There are those who can’t live with the ‘peace’ and, so, people have to die – on this night, and in this place, it was Lyra McKee.
Political leaders issued a joint statement and came to speak with and stand with the people of the Creggan.
In this, there is hope; some light in the darkness that, perhaps this time, those many dissident IRA organisations might go away – because they have been shamed into doing so.
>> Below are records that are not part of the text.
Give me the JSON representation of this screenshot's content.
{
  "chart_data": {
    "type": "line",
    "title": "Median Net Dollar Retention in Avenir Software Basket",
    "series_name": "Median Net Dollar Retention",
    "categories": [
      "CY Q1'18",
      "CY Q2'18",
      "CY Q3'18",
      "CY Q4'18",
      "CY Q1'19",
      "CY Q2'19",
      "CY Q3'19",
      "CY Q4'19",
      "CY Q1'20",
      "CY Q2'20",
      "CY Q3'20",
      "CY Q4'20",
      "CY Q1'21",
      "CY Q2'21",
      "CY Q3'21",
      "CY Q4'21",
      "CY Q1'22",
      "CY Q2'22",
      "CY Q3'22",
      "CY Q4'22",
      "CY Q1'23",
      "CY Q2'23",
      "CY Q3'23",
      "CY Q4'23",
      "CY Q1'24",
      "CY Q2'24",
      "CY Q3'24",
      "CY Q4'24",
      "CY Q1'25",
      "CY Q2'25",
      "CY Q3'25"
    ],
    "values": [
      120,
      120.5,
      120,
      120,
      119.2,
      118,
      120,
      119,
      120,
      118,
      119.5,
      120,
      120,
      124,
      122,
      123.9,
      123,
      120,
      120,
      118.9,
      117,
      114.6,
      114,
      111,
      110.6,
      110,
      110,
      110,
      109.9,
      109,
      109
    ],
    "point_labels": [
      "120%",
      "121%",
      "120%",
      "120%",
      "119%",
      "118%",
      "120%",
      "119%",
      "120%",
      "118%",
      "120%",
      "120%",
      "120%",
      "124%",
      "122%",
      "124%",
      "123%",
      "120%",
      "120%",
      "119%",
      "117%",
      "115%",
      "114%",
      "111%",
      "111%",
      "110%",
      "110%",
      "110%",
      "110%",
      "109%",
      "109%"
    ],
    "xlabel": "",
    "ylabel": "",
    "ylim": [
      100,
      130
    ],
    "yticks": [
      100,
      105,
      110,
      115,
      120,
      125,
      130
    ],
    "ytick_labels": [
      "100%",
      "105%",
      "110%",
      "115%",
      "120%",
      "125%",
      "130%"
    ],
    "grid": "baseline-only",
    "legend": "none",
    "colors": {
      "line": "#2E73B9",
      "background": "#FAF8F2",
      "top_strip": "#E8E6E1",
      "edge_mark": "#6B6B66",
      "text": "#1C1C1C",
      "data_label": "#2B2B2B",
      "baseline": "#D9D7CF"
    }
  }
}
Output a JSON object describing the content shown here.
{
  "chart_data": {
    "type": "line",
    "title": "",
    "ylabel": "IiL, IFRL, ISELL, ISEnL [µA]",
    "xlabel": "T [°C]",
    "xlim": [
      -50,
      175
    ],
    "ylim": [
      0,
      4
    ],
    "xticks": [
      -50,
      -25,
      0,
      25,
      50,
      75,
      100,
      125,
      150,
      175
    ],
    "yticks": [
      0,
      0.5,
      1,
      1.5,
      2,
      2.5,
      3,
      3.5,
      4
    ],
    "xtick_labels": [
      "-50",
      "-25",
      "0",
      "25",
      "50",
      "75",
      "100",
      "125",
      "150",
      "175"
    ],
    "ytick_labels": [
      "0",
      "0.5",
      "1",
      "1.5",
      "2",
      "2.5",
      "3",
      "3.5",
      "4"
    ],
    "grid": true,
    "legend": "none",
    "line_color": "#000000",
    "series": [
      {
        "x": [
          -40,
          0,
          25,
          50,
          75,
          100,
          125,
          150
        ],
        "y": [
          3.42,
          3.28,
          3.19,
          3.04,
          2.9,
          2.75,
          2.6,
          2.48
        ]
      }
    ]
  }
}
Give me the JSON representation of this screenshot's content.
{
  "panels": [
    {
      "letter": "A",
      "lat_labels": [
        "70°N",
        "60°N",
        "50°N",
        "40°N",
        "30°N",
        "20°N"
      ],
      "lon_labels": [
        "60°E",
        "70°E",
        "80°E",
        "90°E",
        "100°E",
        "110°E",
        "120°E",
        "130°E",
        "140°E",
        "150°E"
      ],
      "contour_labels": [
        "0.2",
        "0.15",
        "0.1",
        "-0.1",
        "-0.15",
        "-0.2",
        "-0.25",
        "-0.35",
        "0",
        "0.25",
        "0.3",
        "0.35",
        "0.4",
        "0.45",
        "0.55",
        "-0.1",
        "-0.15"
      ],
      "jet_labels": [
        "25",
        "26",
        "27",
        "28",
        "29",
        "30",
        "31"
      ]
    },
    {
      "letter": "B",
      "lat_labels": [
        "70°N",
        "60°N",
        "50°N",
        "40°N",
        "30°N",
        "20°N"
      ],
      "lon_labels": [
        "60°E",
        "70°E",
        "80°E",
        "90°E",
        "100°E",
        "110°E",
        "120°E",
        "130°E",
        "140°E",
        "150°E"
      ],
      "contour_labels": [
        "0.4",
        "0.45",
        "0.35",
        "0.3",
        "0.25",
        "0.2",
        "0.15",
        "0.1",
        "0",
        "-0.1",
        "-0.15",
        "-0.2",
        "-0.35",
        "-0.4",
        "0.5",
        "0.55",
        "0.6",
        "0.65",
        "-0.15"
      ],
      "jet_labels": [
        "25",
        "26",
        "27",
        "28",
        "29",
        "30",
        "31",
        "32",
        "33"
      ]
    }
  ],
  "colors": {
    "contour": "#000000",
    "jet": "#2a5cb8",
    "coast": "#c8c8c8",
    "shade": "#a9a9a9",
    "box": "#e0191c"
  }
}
We witnessed such a retreat after the Omagh bomb in 1998.
Yet, there can be no certainty about this.
Denis Bradley, who co-chaired the first legacy consultation process here more than a decade ago, is right: “Those hopes have been raised before and have been dashed before.”
He was writing in the Irish Times, writing with all the experience of years of watching and listening.
There is no security or intelligence initiative that will extinguish the dissident threat.
In my opinion, MI5 is part of the problem, their continuing presence on the security landscape providing part of the excuse that dissidents use when arguing that nothing has changed.
For years, I have said there is a need for an initiative in which the nationalist leadership speaks directly with the dissidents; a joined up initiative that needs the weight of Irish Government involvement, the political and Church leaderships and those of community influence, including the GAA.
The purpose and focus of any such dialogue should be a demand that says, STOP.
More than 30 years ago, John Hume made that same demand of the IRA.
People, including journalists, suggested he was wasting his time, but he with others succeeded in delivering the ceasefire and in shaping the political process that gave us the Good Friday Agreement.
Those joined up political and policing steps taken on Friday are important, but they are not enough.
There is no time for waiting. It is too late when someone is dead, and already it is too late for Lyra.
As for any legacy process, what should its principal purpose be – to ensure that the conflict is not repeated, that it never happens again.